Monsieur le Premier Président, cher Didier,
Mesdames et Messieurs les parlementaires,
Mesdames et Messieurs les élus,
Chers amis,

Je vous souhaite à toutes et à tous la bienvenue à l’Assemblée nationale. Vous êtes venus nombreux, de toute la France, pour venir assister à l’entrechoquement des idées et des expériences les plus actuelles sur un des grands textes de transformation de notre temps. Vous êtes venus nombreux, de tant d’horizons professionnels, pour confronter vos opinions, vos épreuves, vos réussites, aux analyses de brillants représentants de nos pensées et de nos actions.

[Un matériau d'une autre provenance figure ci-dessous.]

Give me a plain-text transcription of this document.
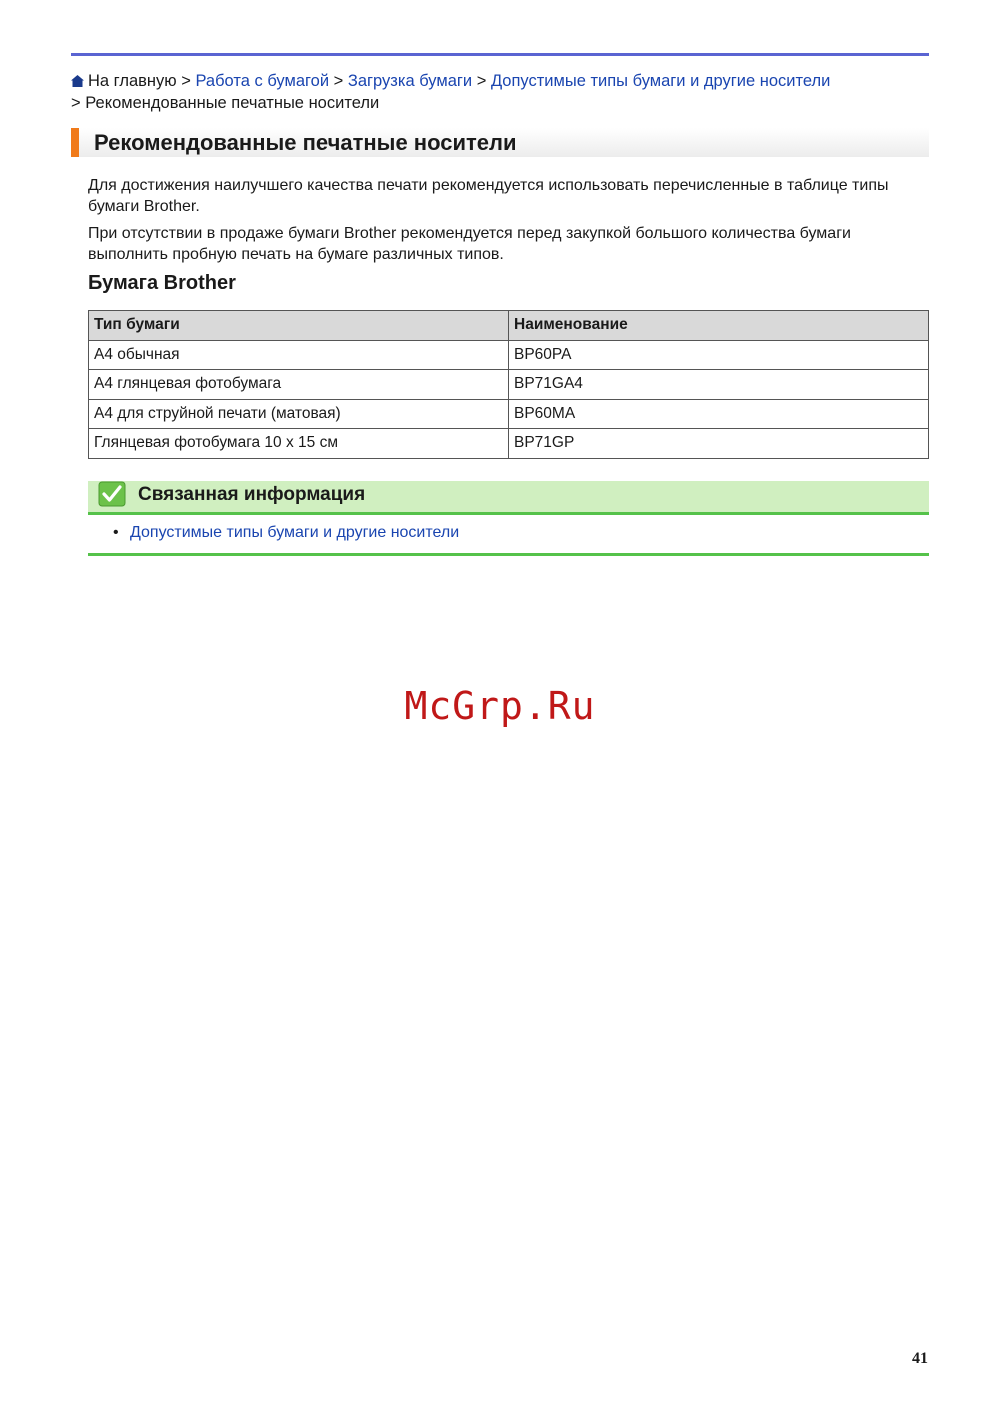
На главную > Работа с бумагой > Загрузка бумаги > Допустимые типы бумаги и другие носители > Рекомендованные печатные носители
Рекомендованные печатные носители
Для достижения наилучшего качества печати рекомендуется использовать перечисленные в таблице типы бумаги Brother.
При отсутствии в продаже бумаги Brother рекомендуется перед закупкой большого количества бумаги выполнить пробную печать на бумаге различных типов.
Бумага Brother
Тип бумаги	Наименование
A4 обычная	BP60PA
A4 глянцевая фотобумага	BP71GA4
A4 для струйной печати (матовая)	BP60MA
Глянцевая фотобумага 10 x 15 см	BP71GP
Связанная информация
• Допустимые типы бумаги и другие носители
McGrp.Ru
41
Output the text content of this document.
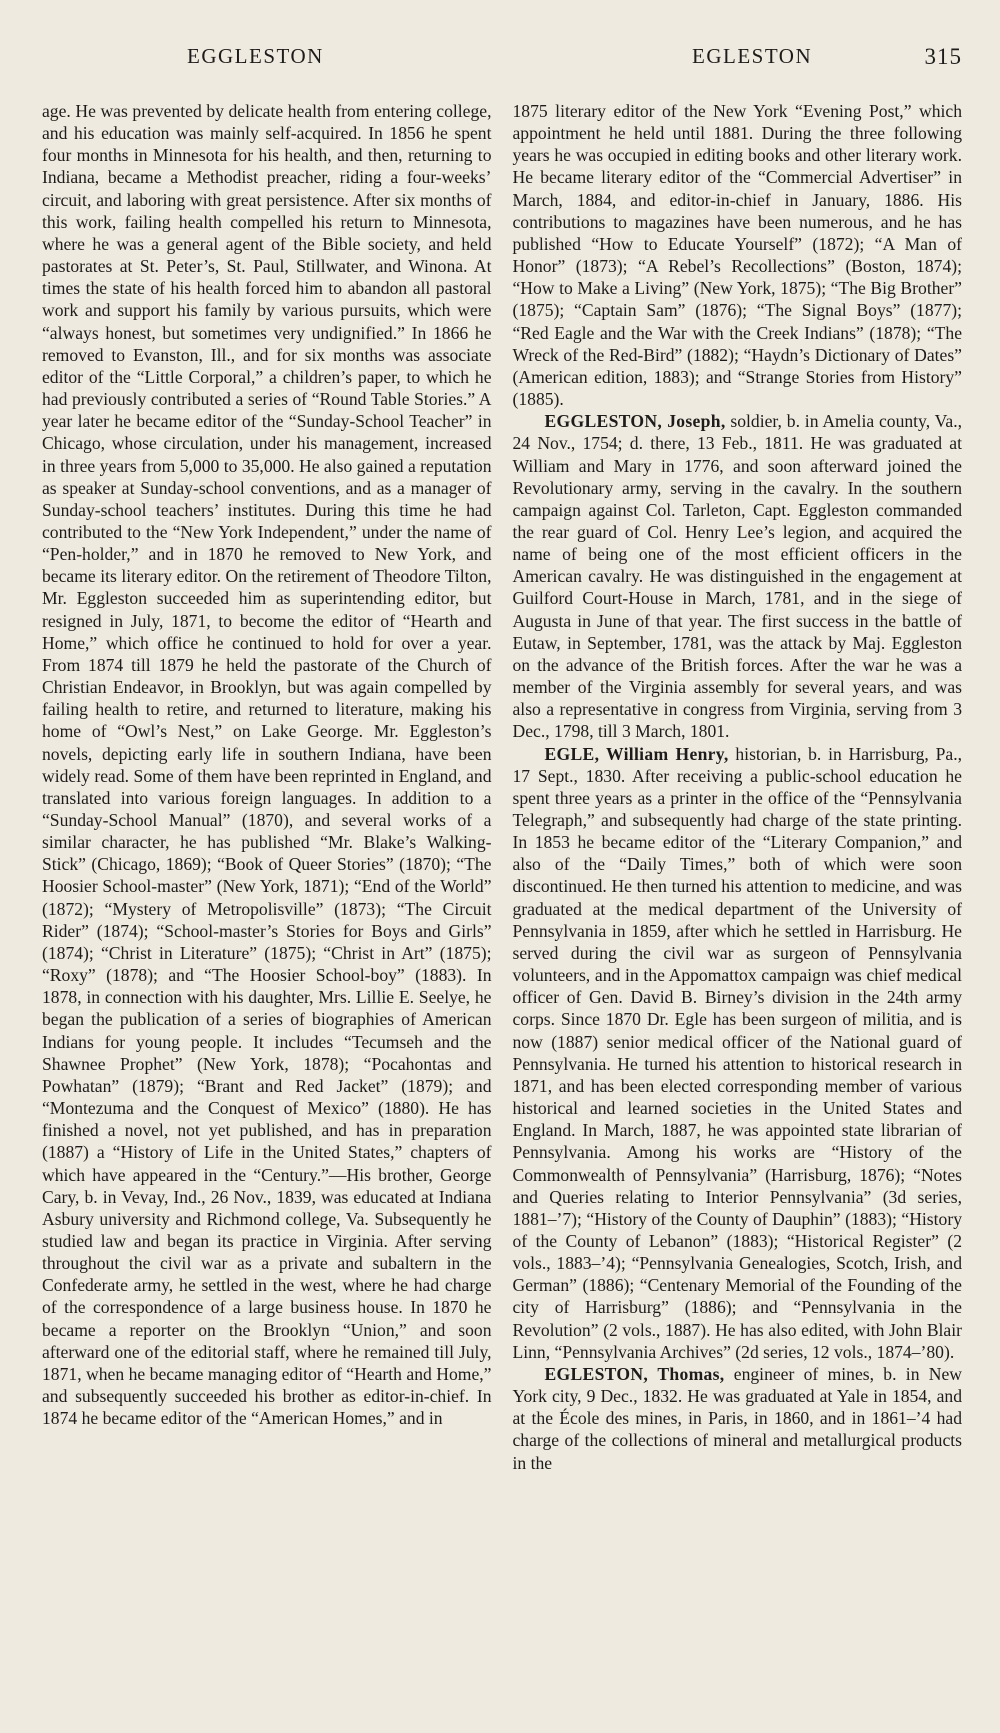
EGGLESTON	EGLESTON	315

age. He was prevented by delicate health from entering college, and his education was mainly self-acquired. In 1856 he spent four months in Minnesota for his health, and then, returning to Indiana, became a Methodist preacher, riding a four-weeks’ circuit, and laboring with great persistence. After six months of this work, failing health compelled his return to Minnesota, where he was a general agent of the Bible society, and held pastorates at St. Peter’s, St. Paul, Stillwater, and Winona. At times the state of his health forced him to abandon all pastoral work and support his family by various pursuits, which were “always honest, but sometimes very undignified.” In 1866 he removed to Evanston, Ill., and for six months was associate editor of the “Little Corporal,” a children’s paper, to which he had previously contributed a series of “Round Table Stories.” A year later he became editor of the “Sunday-School Teacher” in Chicago, whose circulation, under his management, increased in three years from 5,000 to 35,000. He also gained a reputation as speaker at Sunday-school conventions, and as a manager of Sunday-school teachers’ institutes. During this time he had contributed to the “New York Independent,” under the name of “Pen-holder,” and in 1870 he removed to New York, and became its literary editor. On the retirement of Theodore Tilton, Mr. Eggleston succeeded him as superintending editor, but resigned in July, 1871, to become the editor of “Hearth and Home,” which office he continued to hold for over a year. From 1874 till 1879 he held the pastorate of the Church of Christian Endeavor, in Brooklyn, but was again compelled by failing health to retire, and returned to literature, making his home of “Owl’s Nest,” on Lake George. Mr. Eggleston’s novels, depicting early life in southern Indiana, have been widely read. Some of them have been reprinted in England, and translated into various foreign languages. In addition to a “Sunday-School Manual” (1870), and several works of a similar character, he has published “Mr. Blake’s Walking-Stick” (Chicago, 1869); “Book of Queer Stories” (1870); “The Hoosier School-master” (New York, 1871); “End of the World” (1872); “Mystery of Metropolisville” (1873); “The Circuit Rider” (1874); “School-master’s Stories for Boys and Girls” (1874); “Christ in Literature” (1875); “Christ in Art” (1875); “Roxy” (1878); and “The Hoosier School-boy” (1883). In 1878, in connection with his daughter, Mrs. Lillie E. Seelye, he began the publication of a series of biographies of American Indians for young people. It includes “Tecumseh and the Shawnee Prophet” (New York, 1878); “Pocahontas and Powhatan” (1879); “Brant and Red Jacket” (1879); and “Montezuma and the Conquest of Mexico” (1880). He has finished a novel, not yet published, and has in preparation (1887) a “History of Life in the United States,” chapters of which have appeared in the “Century.”—His brother, George Cary, b. in Vevay, Ind., 26 Nov., 1839, was educated at Indiana Asbury university and Richmond college, Va. Subsequently he studied law and began its practice in Virginia. After serving throughout the civil war as a private and subaltern in the Confederate army, he settled in the west, where he had charge of the correspondence of a large business house. In 1870 he became a reporter on the Brooklyn “Union,” and soon afterward one of the editorial staff, where he remained till July, 1871, when he became managing editor of “Hearth and Home,” and subsequently succeeded his brother as editor-in-chief. In 1874 he became editor of the “American Homes,” and in

1875 literary editor of the New York “Evening Post,” which appointment he held until 1881. During the three following years he was occupied in editing books and other literary work. He became literary editor of the “Commercial Advertiser” in March, 1884, and editor-in-chief in January, 1886. His contributions to magazines have been numerous, and he has published “How to Educate Yourself” (1872); “A Man of Honor” (1873); “A Rebel’s Recollections” (Boston, 1874); “How to Make a Living” (New York, 1875); “The Big Brother” (1875); “Captain Sam” (1876); “The Signal Boys” (1877); “Red Eagle and the War with the Creek Indians” (1878); “The Wreck of the Red-Bird” (1882); “Haydn’s Dictionary of Dates” (American edition, 1883); and “Strange Stories from History” (1885).

EGGLESTON, Joseph, soldier, b. in Amelia county, Va., 24 Nov., 1754; d. there, 13 Feb., 1811. He was graduated at William and Mary in 1776, and soon afterward joined the Revolutionary army, serving in the cavalry. In the southern campaign against Col. Tarleton, Capt. Eggleston commanded the rear guard of Col. Henry Lee’s legion, and acquired the name of being one of the most efficient officers in the American cavalry. He was distinguished in the engagement at Guilford Court-House in March, 1781, and in the siege of Augusta in June of that year. The first success in the battle of Eutaw, in September, 1781, was the attack by Maj. Eggleston on the advance of the British forces. After the war he was a member of the Virginia assembly for several years, and was also a representative in congress from Virginia, serving from 3 Dec., 1798, till 3 March, 1801.

EGLE, William Henry, historian, b. in Harrisburg, Pa., 17 Sept., 1830. After receiving a public-school education he spent three years as a printer in the office of the “Pennsylvania Telegraph,” and subsequently had charge of the state printing. In 1853 he became editor of the “Literary Companion,” and also of the “Daily Times,” both of which were soon discontinued. He then turned his attention to medicine, and was graduated at the medical department of the University of Pennsylvania in 1859, after which he settled in Harrisburg. He served during the civil war as surgeon of Pennsylvania volunteers, and in the Appomattox campaign was chief medical officer of Gen. David B. Birney’s division in the 24th army corps. Since 1870 Dr. Egle has been surgeon of militia, and is now (1887) senior medical officer of the National guard of Pennsylvania. He turned his attention to historical research in 1871, and has been elected corresponding member of various historical and learned societies in the United States and England. In March, 1887, he was appointed state librarian of Pennsylvania. Among his works are “History of the Commonwealth of Pennsylvania” (Harrisburg, 1876); “Notes and Queries relating to Interior Pennsylvania” (3d series, 1881–’7); “History of the County of Dauphin” (1883); “History of the County of Lebanon” (1883); “Historical Register” (2 vols., 1883–’4); “Pennsylvania Genealogies, Scotch, Irish, and German” (1886); “Centenary Memorial of the Founding of the city of Harrisburg” (1886); and “Pennsylvania in the Revolution” (2 vols., 1887). He has also edited, with John Blair Linn, “Pennsylvania Archives” (2d series, 12 vols., 1874–’80).

EGLESTON, Thomas, engineer of mines, b. in New York city, 9 Dec., 1832. He was graduated at Yale in 1854, and at the École des mines, in Paris, in 1860, and in 1861–’4 had charge of the collections of mineral and metallurgical products in the
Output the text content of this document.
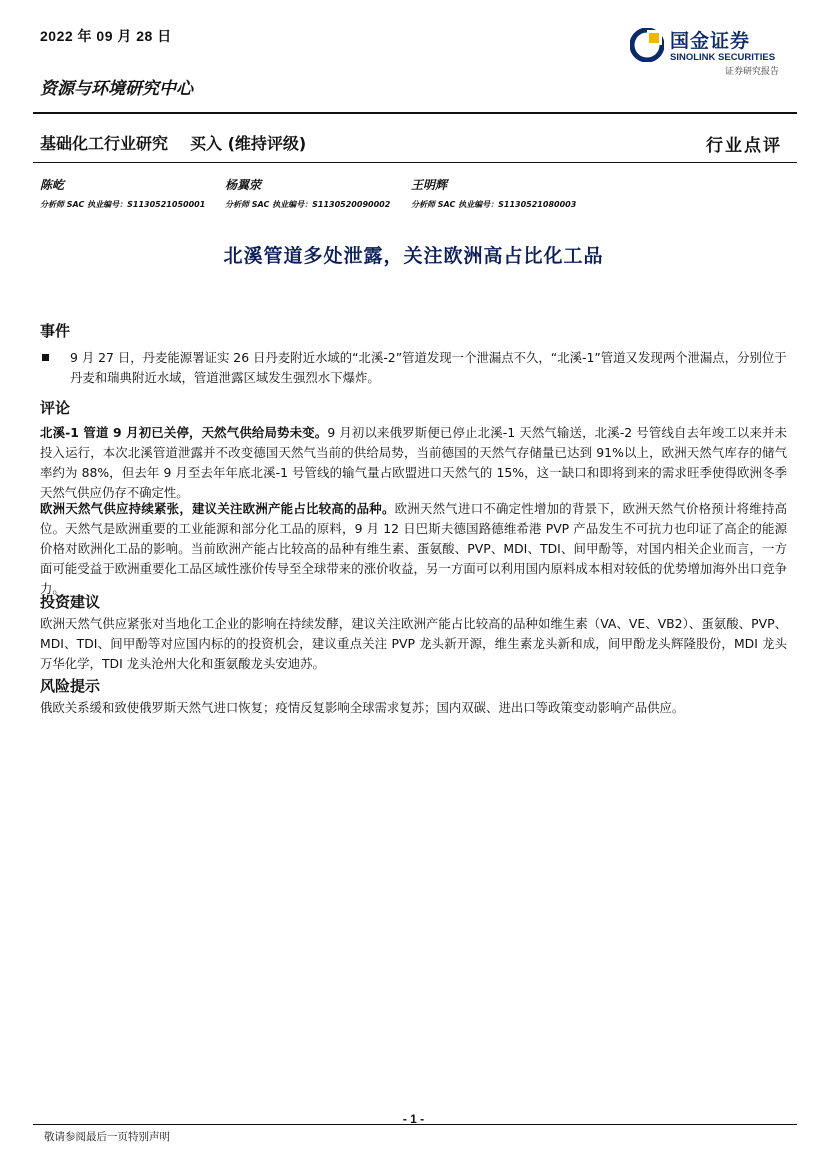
2022 年 09 月 28 日	国金证券
SINOLINK SECURITIES
证券研究报告
资源与环境研究中心
基础化工行业研究 买入 (维持评级)	行业点评
陈屹
分析师 SAC 执业编号：S1130521050001
杨翼荥
分析师 SAC 执业编号：S1130520090002
王明辉
分析师 SAC 执业编号：S1130521080003
北溪管道多处泄露，关注欧洲高占比化工品
事件
9 月 27 日，丹麦能源署证实 26 日丹麦附近水域的“北溪-2”管道发现一个泄漏点不久，“北溪-1”管道又发现两个泄漏点，分别位于丹麦和瑞典附近水域，管道泄露区域发生强烈水下爆炸。
评论
北溪-1 管道 9 月初已关停，天然气供给局势未变。9 月初以来俄罗斯便已停止北溪-1 天然气输送，北溪-2 号管线自去年竣工以来并未投入运行，本次北溪管道泄露并不改变德国天然气当前的供给局势，当前德国的天然气存储量已达到 91%以上，欧洲天然气库存的储气率约为 88%，但去年 9 月至去年年底北溪-1 号管线的输气量占欧盟进口天然气的 15%，这一缺口和即将到来的需求旺季使得欧洲冬季天然气供应仍存不确定性。
欧洲天然气供应持续紧张，建议关注欧洲产能占比较高的品种。欧洲天然气进口不确定性增加的背景下，欧洲天然气价格预计将维持高位。天然气是欧洲重要的工业能源和部分化工品的原料，9 月 12 日巴斯夫德国路德维希港 PVP 产品发生不可抗力也印证了高企的能源价格对欧洲化工品的影响。当前欧洲产能占比较高的品种有维生素、蛋氨酸、PVP、MDI、TDI、间甲酚等，对国内相关企业而言，一方面可能受益于欧洲重要化工品区域性涨价传导至全球带来的涨价收益，另一方面可以利用国内原料成本相对较低的优势增加海外出口竞争力。
投资建议
欧洲天然气供应紧张对当地化工企业的影响在持续发酵，建议关注欧洲产能占比较高的品种如维生素（VA、VE、VB2）、蛋氨酸、PVP、MDI、TDI、间甲酚等对应国内标的的投资机会，建议重点关注 PVP 龙头新开源，维生素龙头新和成，间甲酚龙头辉隆股份，MDI 龙头万华化学，TDI 龙头沧州大化和蛋氨酸龙头安迪苏。
风险提示
俄欧关系缓和致使俄罗斯天然气进口恢复；疫情反复影响全球需求复苏；国内双碳、进出口等政策变动影响产品供应。
- 1 -
敬请参阅最后一页特别声明
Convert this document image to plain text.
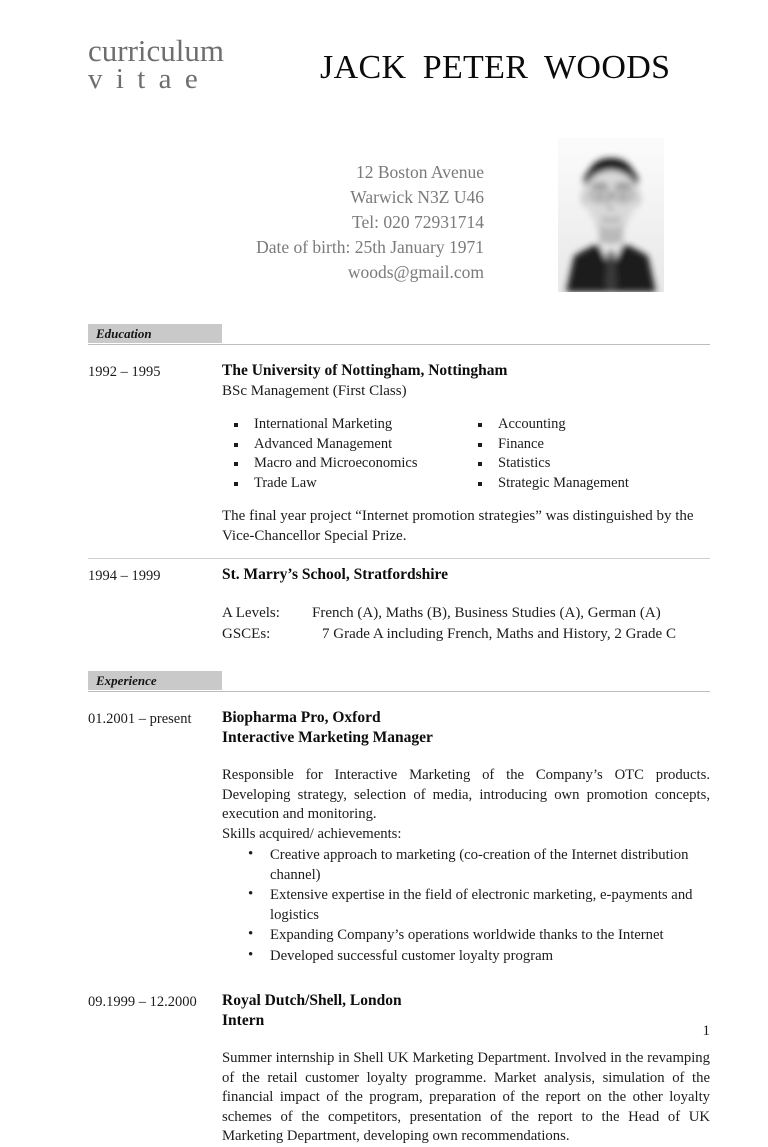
curriculum
vitae	JACK PETER WOODS
12 Boston Avenue
Warwick N3Z U46
Tel: 020 72931714
Date of birth: 25th January 1971
woods@gmail.com
Education
1992 – 1995	The University of Nottingham, Nottingham
BSc Management (First Class)
International Marketing
Advanced Management
Macro and Microeconomics
Trade Law
Accounting
Finance
Statistics
Strategic Management
The final year project “Internet promotion strategies” was distinguished by the Vice-Chancellor Special Prize.
1994 – 1999	St. Marry’s School, Stratfordshire
A Levels:	French (A), Maths (B), Business Studies (A), German (A)
GSCEs:	7 Grade A including French, Maths and History, 2 Grade C
Experience
01.2001 – present	Biopharma Pro, Oxford
Interactive Marketing Manager
Responsible for Interactive Marketing of the Company’s OTC products. Developing strategy, selection of media, introducing own promotion concepts, execution and monitoring.
Skills acquired/ achievements:
• Creative approach to marketing (co-creation of the Internet distribution channel)
• Extensive expertise in the field of electronic marketing, e-payments and logistics
• Expanding Company’s operations worldwide thanks to the Internet
• Developed successful customer loyalty program
09.1999 – 12.2000	Royal Dutch/Shell, London
Intern
Summer internship in Shell UK Marketing Department. Involved in the revamping of the retail customer loyalty programme. Market analysis, simulation of the financial impact of the program, preparation of the report on the other loyalty schemes of the competitors, presentation of the report to the Head of UK Marketing Department, developing own recommendations.
1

Qu’ils soient universitaires, politiques, magistrats, administratifs, ils assureront en cet après-midi, un peu plus encore, la portée de ce texte promulgué à l’aurore de notre siècle.
Cela fait 15 ans cher Didier. Il est temps, en effet, de suspendre le cours du tourbillon quotidien pour, non pas simplement dresser un bilan, mais éclairer l’avenir de nos expériences accumulées, et, si possible, de le corriger. Je me réjouis de l’organisation conjointe de ce colloque qui, j’espère, fera date, entre la Cour des comptes, l’Assemblée nationale et le Sénat. Le premier volet de ce colloque eut lieu au Sénat au début de l’été. Il portait sur la comptabilité générale de l’Etat, que la Loi organique relative aux lois de finances du 1er août 2001 a en effet profondément transformé. Le deuxième volet, c’est aujourd’hui, et il portera sur l’action elle-même, sur la faculté qu’eut ce grand texte à transformer les caractères même de l’action publique, de ses décisions, des habitudes des femmes et des hommes qui l’animent et qui l’encadrent.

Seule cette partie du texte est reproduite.